The structure of the covarep_features_sdk:
covarep_features_sdk{
id1: {
punchline_features : [ [ .... ],[ .... ], ...]
context_features : [ [[ .... ],[......],..], [[ .... ],[......],..], ... ] ....
}
id2:{
punchline_features : [ [ .... ],[ .... ], ...]
context_features : [ [[ .... ],[......],..], [[ .... ],[......],..], ... ]
....
}
....
....
}
Each humor/not humor video segment has two kind of features:
- punchline_features: It contanis the average covarep features for each word in the punchline sentence. We aligned our features on word level. The dimension of covarep fetaures is 81. So if the punchline has n words then the dimension will be n * 81.
- context_features: It contanis the average covarep features for each word in the context sentences. It is a three dimensional list. First dimension is the number of sentences in context. Second dimension is the number of word for each sentence. Third dimension is the dimension of covarep fetaures (81).
Visual Features:
openface_features_sdk.pkl contains a dictionary. The keys of the dictionary are the unique id of each humor / not humor video utterance. We have used OpenFace2 (https://github.com/TadasBaltrusaitis/OpenFace) to extract the fetaures. See the extracted_features.txt for the names of the features.

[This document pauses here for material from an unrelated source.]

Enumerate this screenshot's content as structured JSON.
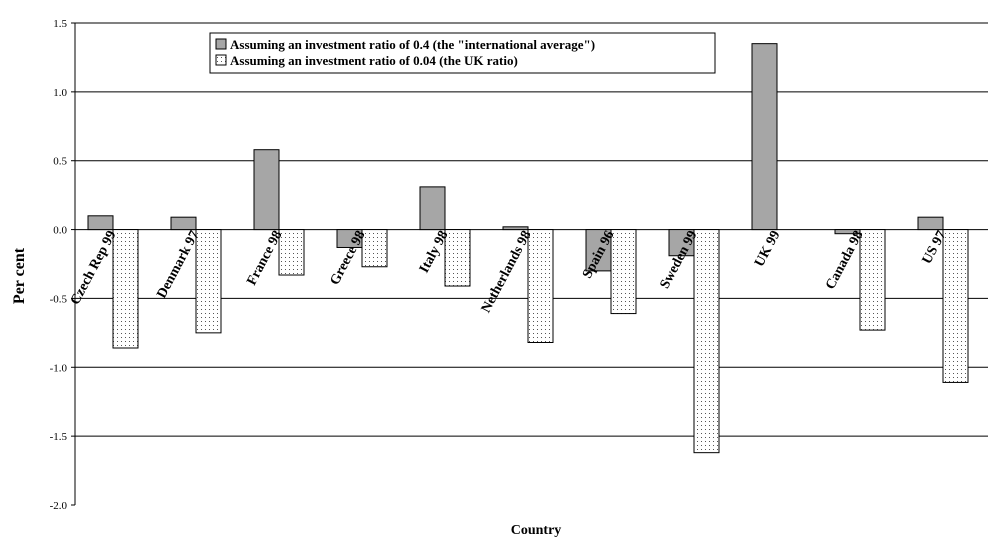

The structure of the openface_features_sdk:
openface_features_sdk{
id1: {
punchline_features : [ [ .... ],[ .... ], ...]
context_features : [ [[ .... ],[......],..], [[ .... ],[......],..], ... ] ....
}
id2:{
punchline_features : [ [ .... ],[ .... ], ...]
context_features : [ [[ .... ],[......],..], [[ .... ],[......],..], ... ]
....
}
....
....
}
Each humor/not humor video segment has two kind of features:
- punchline_features: It contanis the average openface features for each word in the punchline sentence. We aligned our features on word level. The dimension of openface fetaures is 371. So if the punchline has n words then the dimension will be n * 371.

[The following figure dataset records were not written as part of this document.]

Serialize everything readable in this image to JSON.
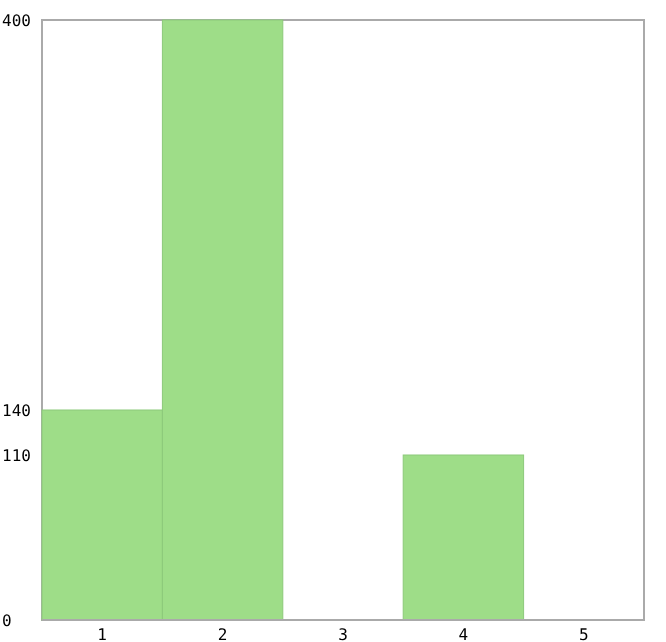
{
  "chart_data": {
    "type": "bar",
    "categories": [
      "1",
      "2",
      "3",
      "4",
      "5"
    ],
    "values": [
      140,
      400,
      0,
      110,
      0
    ],
    "color": "#9edd88",
    "ylim": [
      0,
      400
    ],
    "yticks": [
      0,
      110,
      140,
      400
    ],
    "grid": false
  }
}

- context_features: It contanis the average openface features for each word in the context sentences. It is a three dimensional list. First dimension is the number of sentences in context. Second dimension is the number of word for each sentence. Third dimension is the dimension of openface fetaures (371).
Humor Labels:
humor_label_sdk.pkl contains a dictionary. All the kyes are the id of the humor/not humor video segments.
For each id the value is either 1 or 0.
- 1 = means this video segment has humorours puncline
- 0 = means this video segment does not have humorous punchline
Data Loading Tuitorial
Prerequistie: python 3.5, pickle, pytorch
humor_dataloader.ipynub is the tutorial for loading UR-FUNNY dataset. It has details instruction about how to design Dataset class and Dataloader for UR-FUNNY dataset in pytorch. It shows how to read the punchline features, context features and humor label using the dataloader.